The present invention relates to energy absorbers or shock absorbers and energy transferring connectors and, particularly to energy absorbers and connectors for use in connection with safety systems such as horizontal lifeline systems.
The following information is provided to assist the reader to understand the invention disclosed below and the environment in which it will typically be used. The terms used herein are not intended to be limited to any particular narrow interpretation unless clearly stated otherwise in this document. References set forth herein may facilitate understanding of the present invention or the background of the present invention. The disclosure of all references cited herein are incorporated by reference.
Energy absorbers or shock absorbers absorb energy to, for example, protect against damage to equipment and/or to protect against injury to person(s). Energy absorbers have, for example, been used in fall protection as part of a fall-arresting safety system such as a horizontal lifeline system. Horizontal lifeline systems include a generally horizontal line connected between supports such as stanchions to which safety lines of individual workers can be connected. See, for example, U.S. Pat. No. 6,722,470.

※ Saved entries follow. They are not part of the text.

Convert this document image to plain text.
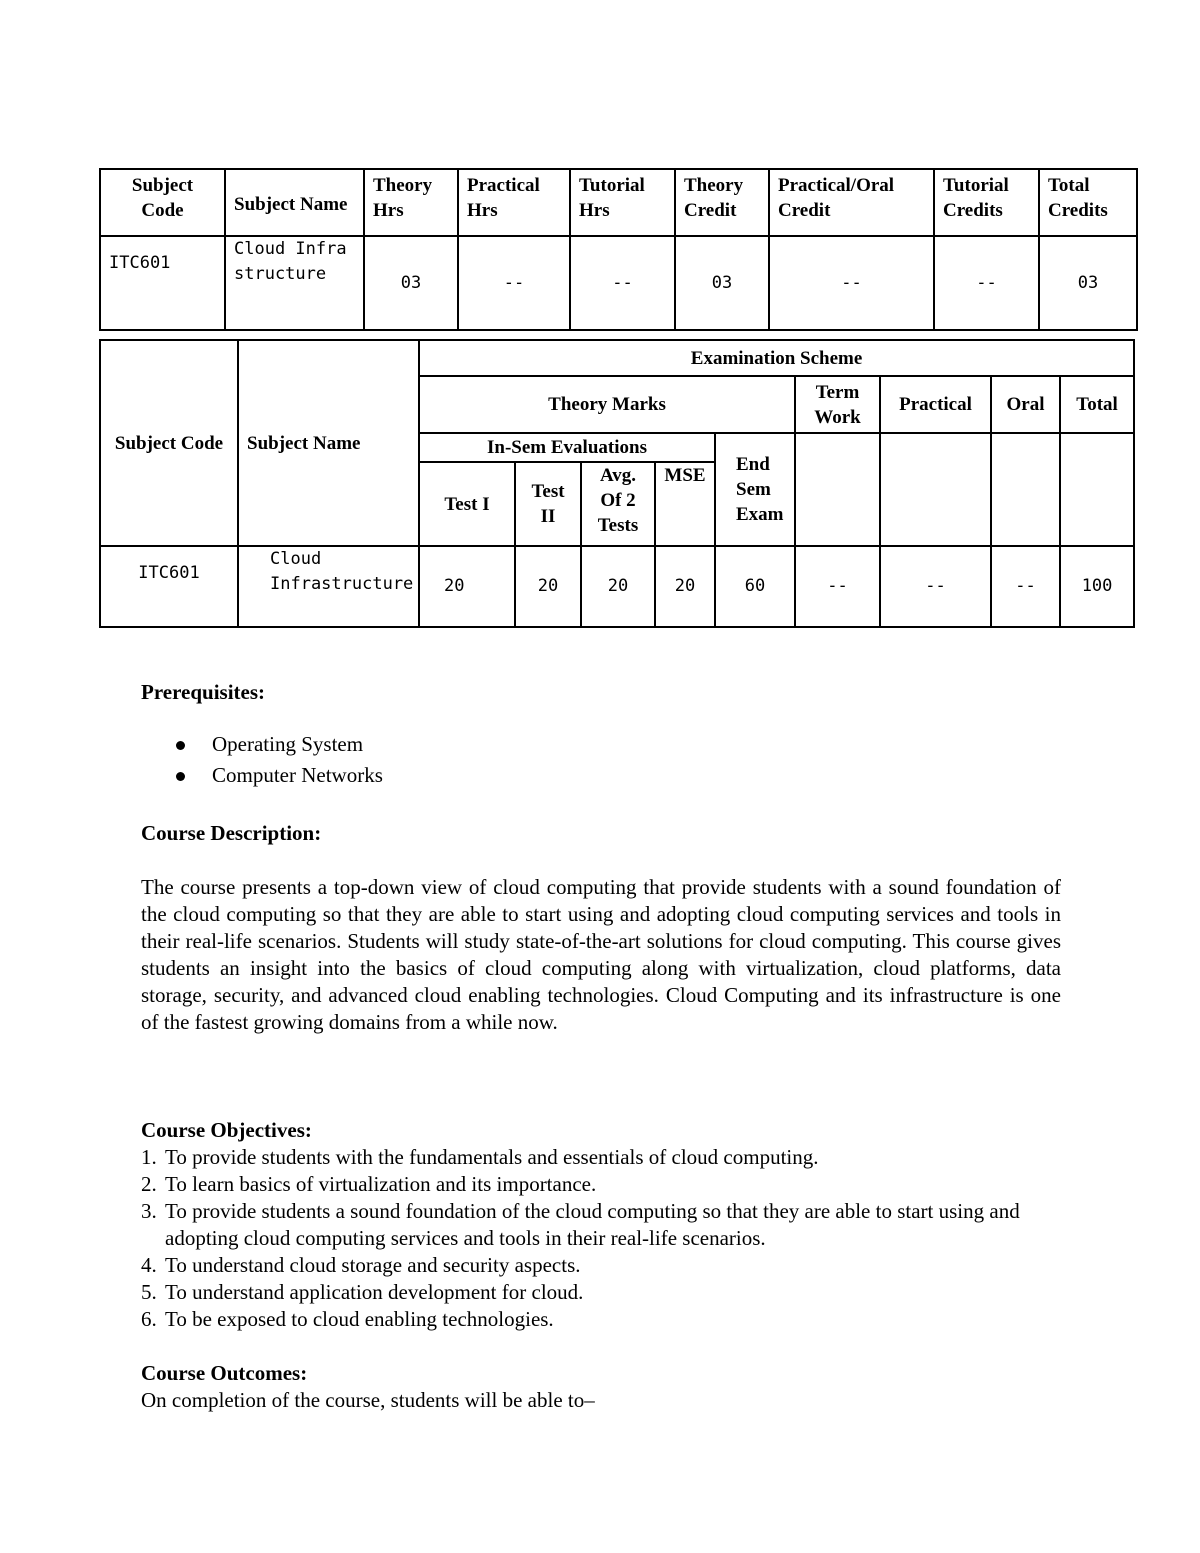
Subject Code	Subject Name	Theory Hrs	Practical Hrs	Tutorial Hrs	Theory Credit	Practical/Oral Credit	Tutorial Credits	Total Credits
ITC601	Cloud Infra structure	03	--	--	03	--	--	03
Subject Code	Subject Name	Examination Scheme								
		Theory Marks					Term Work	Practical	Oral	Total
		In-Sem Evaluations				End Sem Exam				
		Test I	Test II	Avg. Of 2 Tests	MSE					
ITC601	Cloud Infrastructure	20	20	20	20	60	--	--	--	100
Prerequisites:
Operating System
Computer Networks
Course Description:
The course presents a top-down view of cloud computing that provide students with a sound foundation of the cloud computing so that they are able to start using and adopting cloud computing services and tools in their real-life scenarios. Students will study state-of-the-art solutions for cloud computing. This course gives students an insight into the basics of cloud computing along with virtualization, cloud platforms, data storage, security, and advanced cloud enabling technologies. Cloud Computing and its infrastructure is one of the fastest growing domains from a while now.
Course Objectives:
1. To provide students with the fundamentals and essentials of cloud computing.
2. To learn basics of virtualization and its importance.
3. To provide students a sound foundation of the cloud computing so that they are able to start using and adopting cloud computing services and tools in their real-life scenarios.
4. To understand cloud storage and security aspects.
5. To understand application development for cloud.
6. To be exposed to cloud enabling technologies.
Course Outcomes:
On completion of the course, students will be able to–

As part of a requirement established by the United States Occupational Safety and Health Administration (OSHA) and the American National Standards Institute (ANSI) horizontal lifeline systems shall be designed to maintain a factor of safety of at least 2. Because of other regulations, fall protection components (for example, connectors etc.) are typically manufacture to have a rating (for example, an ultimate tensile load) of 5,000 lbs. Therefore, for fall protection manufacturers to use components commonly used with other fall protection systems (which components typically have a rating of 5000 lbs. as described above), it is advantageous to prevent loads in horizontal lifeline systems from exceeding 2,500 lbs (that is, 5,000 lbs with a 2:1 safety factor). To maintain minimal cable extension and suitable overall fall clearance distance below the workers using the horizontal lifeline, it is preferably to maintain loads as close to 2,500 lbs. as possible. Nonetheless, in certain systems, horizontal lifeline stanchions can be subjected to substantial force.

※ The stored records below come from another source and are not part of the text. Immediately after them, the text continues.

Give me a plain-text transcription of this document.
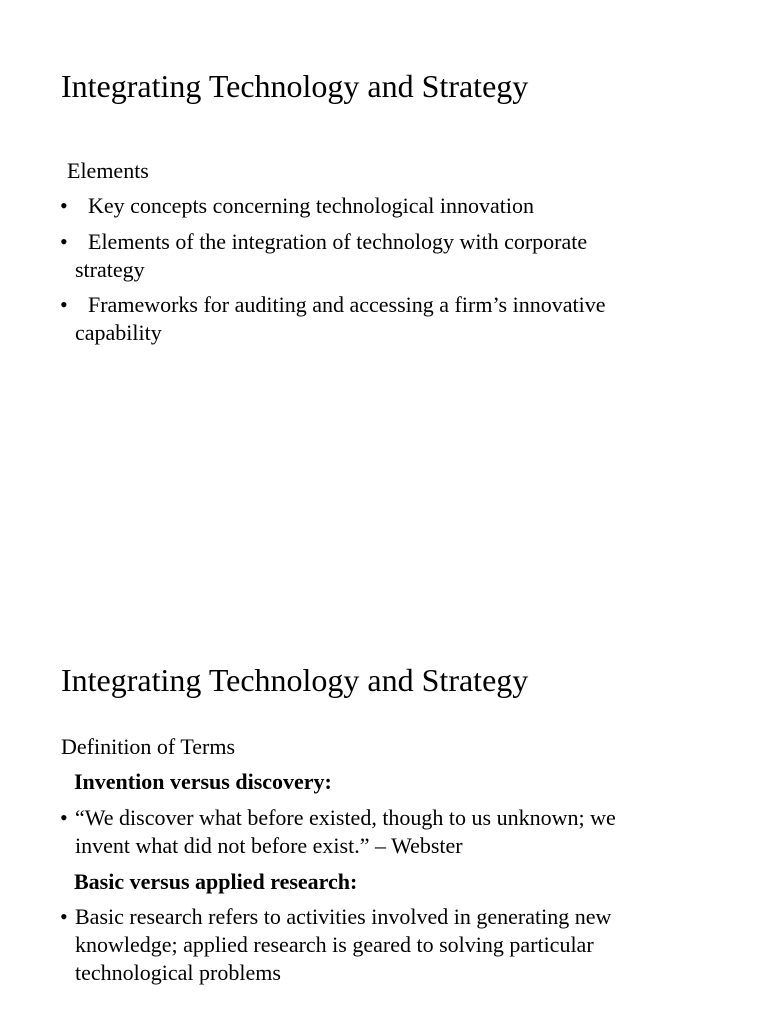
Integrating Technology and Strategy
Elements
• Key concepts concerning technological innovation
• Elements of the integration of technology with corporate
strategy
• Frameworks for auditing and accessing a firm’s innovative
capability
Integrating Technology and Strategy
Definition of Terms
Invention versus discovery:
• “We discover what before existed, though to us unknown; we
invent what did not before exist.” – Webster
Basic versus applied research:
• Basic research refers to activities involved in generating new
knowledge; applied research is geared to solving particular
technological problems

The purpose of an energy or shock absorber in a horizontal lifeline system is to absorb the energy from a fall and thereby limit the forces to below a certain force (for example, the 5000 lbs of force with a 2:1 safety factor). Although there are many types of energy absorbers that perform this function, a design problem common to all such energy absorbers is how to accommodate the force requirements at initial deployment or activation. Regardless of whether an energy absorbers performs consistently and within design and regulatory requirements during the continuous stage following initial deployment, care must be taken during design of the energy absorber to ensure that such requirements are satisfied during the dynamic, initial activation of the energy absorber.
In one type of energy absorber, a strip of metal is connected between two elements so that the metal tears when subjected to force exceeding a certain threshold force across the two elements. U.S. Pat. No. 6,279,680 discloses the use of such an energy absorber in a horizontal lifeline system. Tearing of the metal in this type energy or shock absorber absorbs energy. To ensure that such an energy absorber satisfies design and regulatory requirements during initial activation, it can be necessary for the manufacture to subject the energy absorber to an initial “pre-tear” process in which the energy absorber is subjected to sufficient force to initiate a small degree of tearing.
Several other problems are associated with energy absorbers including a strip or strap of material that is tom. For example, such energy absorbers typically tear such that one section of the strap thereof is pulled to move in a first direction, while a second section of the strap is pulled to move in a second direction, generally opposite of the first direction. Although the strap can, for example, be coiled by the manufacturer so that the energy absorber originally takes up little space, the activation and full (or even partial) deployment (including both uncoiling and tearing) of the energy absorber results in a spent strap that is relatively large in total length/area. Such an energy absorber may not be suitable for uses in which there is limited space for the spent energy absorber or in which it is desirable to limit total displacement.
Although a number of energy absorbers are available for use in connection with fall protection and other systems, it remains desirable to develop improved energy absorbing devices, systems and methods.